Chocolate Chip Sourdough Cookies

Bite into this  super soft chocolate chip cookie and you’ll be surprised that it has sourdough in it! This delicious cookie is dairy free, nut free, egg free, and it has no calories, and will make you smarter… Well maybe not all of that, but it is a great option for people with dietary restrictions and for ALL people who love cookies!

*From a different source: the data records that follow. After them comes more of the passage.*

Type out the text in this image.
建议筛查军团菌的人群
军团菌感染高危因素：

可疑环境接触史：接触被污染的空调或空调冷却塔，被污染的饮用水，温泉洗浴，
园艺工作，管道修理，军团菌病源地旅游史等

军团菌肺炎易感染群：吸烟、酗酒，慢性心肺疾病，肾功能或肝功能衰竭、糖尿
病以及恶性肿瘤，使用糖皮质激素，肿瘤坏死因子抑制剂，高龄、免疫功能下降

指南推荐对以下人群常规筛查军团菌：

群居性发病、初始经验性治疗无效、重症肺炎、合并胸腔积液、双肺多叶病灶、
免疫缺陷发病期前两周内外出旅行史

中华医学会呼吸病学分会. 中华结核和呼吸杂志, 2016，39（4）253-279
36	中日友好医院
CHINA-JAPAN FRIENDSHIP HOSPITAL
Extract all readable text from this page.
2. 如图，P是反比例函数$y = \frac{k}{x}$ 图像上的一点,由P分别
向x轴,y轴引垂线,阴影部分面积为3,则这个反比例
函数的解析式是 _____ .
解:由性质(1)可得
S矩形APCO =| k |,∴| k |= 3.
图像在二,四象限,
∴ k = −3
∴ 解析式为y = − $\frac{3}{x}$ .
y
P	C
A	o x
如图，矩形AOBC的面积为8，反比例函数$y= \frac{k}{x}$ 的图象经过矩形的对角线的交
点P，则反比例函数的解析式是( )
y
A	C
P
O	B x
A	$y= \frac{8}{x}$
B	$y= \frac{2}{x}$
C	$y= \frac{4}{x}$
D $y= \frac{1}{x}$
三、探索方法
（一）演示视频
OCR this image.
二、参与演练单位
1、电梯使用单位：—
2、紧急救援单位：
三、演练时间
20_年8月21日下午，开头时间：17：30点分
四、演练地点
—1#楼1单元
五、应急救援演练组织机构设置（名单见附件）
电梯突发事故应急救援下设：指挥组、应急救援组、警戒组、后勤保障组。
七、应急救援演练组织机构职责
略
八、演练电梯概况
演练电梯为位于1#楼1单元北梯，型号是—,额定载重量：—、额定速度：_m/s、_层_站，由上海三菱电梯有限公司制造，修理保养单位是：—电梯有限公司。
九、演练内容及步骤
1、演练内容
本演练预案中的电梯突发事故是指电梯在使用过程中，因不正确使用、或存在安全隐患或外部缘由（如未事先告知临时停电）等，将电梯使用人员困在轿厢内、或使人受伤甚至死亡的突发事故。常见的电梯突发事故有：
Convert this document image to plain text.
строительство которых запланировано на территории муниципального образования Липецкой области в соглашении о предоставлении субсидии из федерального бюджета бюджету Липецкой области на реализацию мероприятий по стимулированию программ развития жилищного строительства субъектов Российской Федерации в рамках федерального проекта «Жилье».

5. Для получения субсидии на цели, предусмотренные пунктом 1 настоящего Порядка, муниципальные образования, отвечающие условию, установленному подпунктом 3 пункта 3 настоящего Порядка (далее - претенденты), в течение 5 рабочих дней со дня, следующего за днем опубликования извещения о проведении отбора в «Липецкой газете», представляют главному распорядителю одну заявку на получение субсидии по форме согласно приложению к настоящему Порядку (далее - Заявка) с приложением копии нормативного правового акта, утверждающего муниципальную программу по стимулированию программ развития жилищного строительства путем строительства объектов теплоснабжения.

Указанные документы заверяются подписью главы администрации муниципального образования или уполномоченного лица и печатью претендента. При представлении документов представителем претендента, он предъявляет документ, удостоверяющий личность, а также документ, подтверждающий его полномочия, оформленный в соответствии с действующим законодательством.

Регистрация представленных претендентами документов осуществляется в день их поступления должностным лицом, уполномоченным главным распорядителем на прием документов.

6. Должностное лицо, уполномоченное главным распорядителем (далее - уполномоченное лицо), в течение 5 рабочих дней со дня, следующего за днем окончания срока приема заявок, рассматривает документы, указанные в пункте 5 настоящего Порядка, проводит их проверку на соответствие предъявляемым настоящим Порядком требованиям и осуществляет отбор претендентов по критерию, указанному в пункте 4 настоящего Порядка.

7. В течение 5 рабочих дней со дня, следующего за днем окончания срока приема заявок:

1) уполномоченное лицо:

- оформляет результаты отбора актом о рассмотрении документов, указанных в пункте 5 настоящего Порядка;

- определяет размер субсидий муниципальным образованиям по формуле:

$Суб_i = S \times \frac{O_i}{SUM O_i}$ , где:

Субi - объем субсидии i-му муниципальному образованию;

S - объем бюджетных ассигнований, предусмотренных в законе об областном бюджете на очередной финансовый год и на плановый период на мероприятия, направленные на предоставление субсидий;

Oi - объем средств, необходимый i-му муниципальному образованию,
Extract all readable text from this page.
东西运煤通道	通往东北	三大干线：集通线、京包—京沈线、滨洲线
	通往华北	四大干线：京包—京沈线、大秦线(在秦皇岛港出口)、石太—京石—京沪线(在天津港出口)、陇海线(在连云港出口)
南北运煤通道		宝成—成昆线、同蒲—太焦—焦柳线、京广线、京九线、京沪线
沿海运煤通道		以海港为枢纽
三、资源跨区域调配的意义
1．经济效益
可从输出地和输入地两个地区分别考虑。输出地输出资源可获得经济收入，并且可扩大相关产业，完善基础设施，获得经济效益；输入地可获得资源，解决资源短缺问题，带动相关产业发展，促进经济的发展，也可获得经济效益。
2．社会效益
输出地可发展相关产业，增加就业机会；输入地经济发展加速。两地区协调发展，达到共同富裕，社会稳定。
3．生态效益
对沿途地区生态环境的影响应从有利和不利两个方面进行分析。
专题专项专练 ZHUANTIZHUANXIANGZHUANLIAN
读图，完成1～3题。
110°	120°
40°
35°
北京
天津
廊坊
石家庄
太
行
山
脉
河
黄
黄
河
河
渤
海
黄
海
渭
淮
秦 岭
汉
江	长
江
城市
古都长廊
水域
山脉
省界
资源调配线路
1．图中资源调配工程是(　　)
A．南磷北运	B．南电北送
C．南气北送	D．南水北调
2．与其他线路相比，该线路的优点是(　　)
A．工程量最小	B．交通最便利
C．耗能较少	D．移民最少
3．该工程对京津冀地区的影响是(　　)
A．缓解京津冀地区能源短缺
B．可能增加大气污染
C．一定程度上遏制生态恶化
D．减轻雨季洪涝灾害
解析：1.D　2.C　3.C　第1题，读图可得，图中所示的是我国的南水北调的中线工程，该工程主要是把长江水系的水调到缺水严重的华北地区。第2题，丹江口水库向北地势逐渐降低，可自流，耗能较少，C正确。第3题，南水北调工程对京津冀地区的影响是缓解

Chocolate Chip Sourdough Cookies

Prep Time 20 minutes
Cook Time 12 minutes
Refrigeration 30 minutes
Total Time 1 hour 2 minutes
Servings 27 cookies

Ingredients
  

  • 227 grams Butter flavor shortening, or room temp plant based butter
  • 140 grams brown sugar
  • 150 grams white sugar
  • 110 grams Sourdough Starter active or discard, 100% hydration
  • 1 tsp vanilla extract
  • 320 grams all purpose flour
  • 1 tsp baking powder
  • ½ tsp baking soda
  • 1 tsp salt
  • 150 grams chocolate chips (non-dairy)

Instructions
 

  • In a large mixing bowl, cream together the vegan butter, brown sugar, and white sugar until light and fluffy.
  • Add the sourdough discard and vanilla, and mix until JUST combined. Avoid overmixing.
  • In another bowl, sift together all-purpose flour, baking powder, baking soda, and salt.
  • Add half of the dry mix to the mixing bowl with your wet ingredients, stir until just combined, then add the remainder of the flour mixture. Do not overmix.
  • Add the chocolate chips and stir until incorporated.
  • Cover and let chill in the fridge for at least 30 minutes so the dough can relax.
  • Preheat oven to 350F.
  • Scoop out cookie dough balls (approx. 40 grams) on a lined baking sheet, leaving about 2 inches between each dough ball.
  • Bake for 10-12 minutes. 10 min will yield a very soft, chewy cookie, 12 min will yield crisp edges with a chewy center.
  • Remove from oven after 10-12 min and let rest on the baking sheet for 2 minutes, then transfer to a wire rack to cool.

Notes

If you want to prepare these cookies ahead of time, you may freeze the cookies in in cookie dough balls on a flat baking sheet, and then transfer to an airtight bag or container once frozen.
DO NOT store the cookie dough in the fridge for longer than 12 hours. The sourdough discard will feed on the sugars in the cookies and affect the texture of the cookie dough.
If you LOVE chocolate chips, you can use up to 250 grams of chocolate chips. Measure with your heart!